Quant aux fermetures des frontières et aux mesures protectionnistes – autre variante du pessimisme et du repli sur soi – elles nous interdiraient bien des possibilités, ne serait-ce l’exportation de produits à forte valeur ajoutée alors même que les populations des pays améliorant leur niveau de vie pourraient enfin se les offrir !
Le retour à une certaine forme d’autarcie nous priverait aussi d’excellentes sources de business. Le cas le plus emblématique à ce sujet est celui du parfum.
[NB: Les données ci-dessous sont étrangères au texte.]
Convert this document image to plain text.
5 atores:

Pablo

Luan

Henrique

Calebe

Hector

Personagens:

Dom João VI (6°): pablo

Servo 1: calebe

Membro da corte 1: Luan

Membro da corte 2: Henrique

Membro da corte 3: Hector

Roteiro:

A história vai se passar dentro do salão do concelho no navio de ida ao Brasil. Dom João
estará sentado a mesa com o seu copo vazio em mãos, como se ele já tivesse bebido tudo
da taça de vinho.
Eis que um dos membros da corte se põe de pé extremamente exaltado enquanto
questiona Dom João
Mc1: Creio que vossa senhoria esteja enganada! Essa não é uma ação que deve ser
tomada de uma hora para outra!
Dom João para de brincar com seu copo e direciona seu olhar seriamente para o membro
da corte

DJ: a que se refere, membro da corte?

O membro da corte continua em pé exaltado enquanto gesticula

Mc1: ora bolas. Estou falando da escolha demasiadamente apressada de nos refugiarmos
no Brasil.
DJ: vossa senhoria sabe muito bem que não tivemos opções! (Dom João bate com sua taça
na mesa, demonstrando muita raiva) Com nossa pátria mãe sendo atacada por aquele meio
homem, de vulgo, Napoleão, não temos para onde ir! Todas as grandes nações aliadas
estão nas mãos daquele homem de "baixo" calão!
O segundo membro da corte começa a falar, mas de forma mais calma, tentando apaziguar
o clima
À partir d’essences de fleurs ou de bois exotiques acquises pour pas cher et noyées dans 75 % d’alcool de betterave “made in France”, on vend dans le monde entier des liquides à des prix insensés parce qu’ils sont “signés” par des “nez” de talent, “griffés” par de grands couturiers et emballés dans des flacons conçus par des verriers créatifs.
La France écoule, sur le marché mondial, énormément de produits de luxe, de vin de Bordeaux comme de Bourgogne et des avions (en partage avec les Allemands et, à un degré moindre, d’autres partenaires européens). Quand un pays pauvre veut nous acheter l’Airbus dont il a besoin pour sa compagnie nationale, il faut qu’il nous vende de son côté de grandes quantités d’espadrilles ou de sous-vêtements pour arriver à faire la somme. C’est la raison pour laquelle certaines usines centrées sur des produits traditionnels à faible valeur ajoutée ont périclité ces dernières années et non en raison du coût du travail et des charges sociales. Mais naturellement, on ne s’étend pas trop en général sur ces choix stratégiques de commerce extérieur qui ont leur bien-fondé. Il n’est jamais facile d’expliquer que les lois de la concurrence mondiale condamnent à la stagnation certains secteurs et en favorisent d’autres… ou que les investissements étrangers (Chinois et Quataris ces derniers mois) préservent en réalité plus d’emplois qu’ils n’en suppriment. Aussi faut-il dissocier de plus en plus les slogans. “Acheter français” ne signifie plus grand chose quand la bouteille de Coca-Cola (verre compris) ou la voiture de marque Toyota sont complètement fabriquées par des salariés en France alors que certaines marques réputées tricolores n’ont plus de français que leur nom. Dans l’avenir, c’est le “produire en France” qui comptera.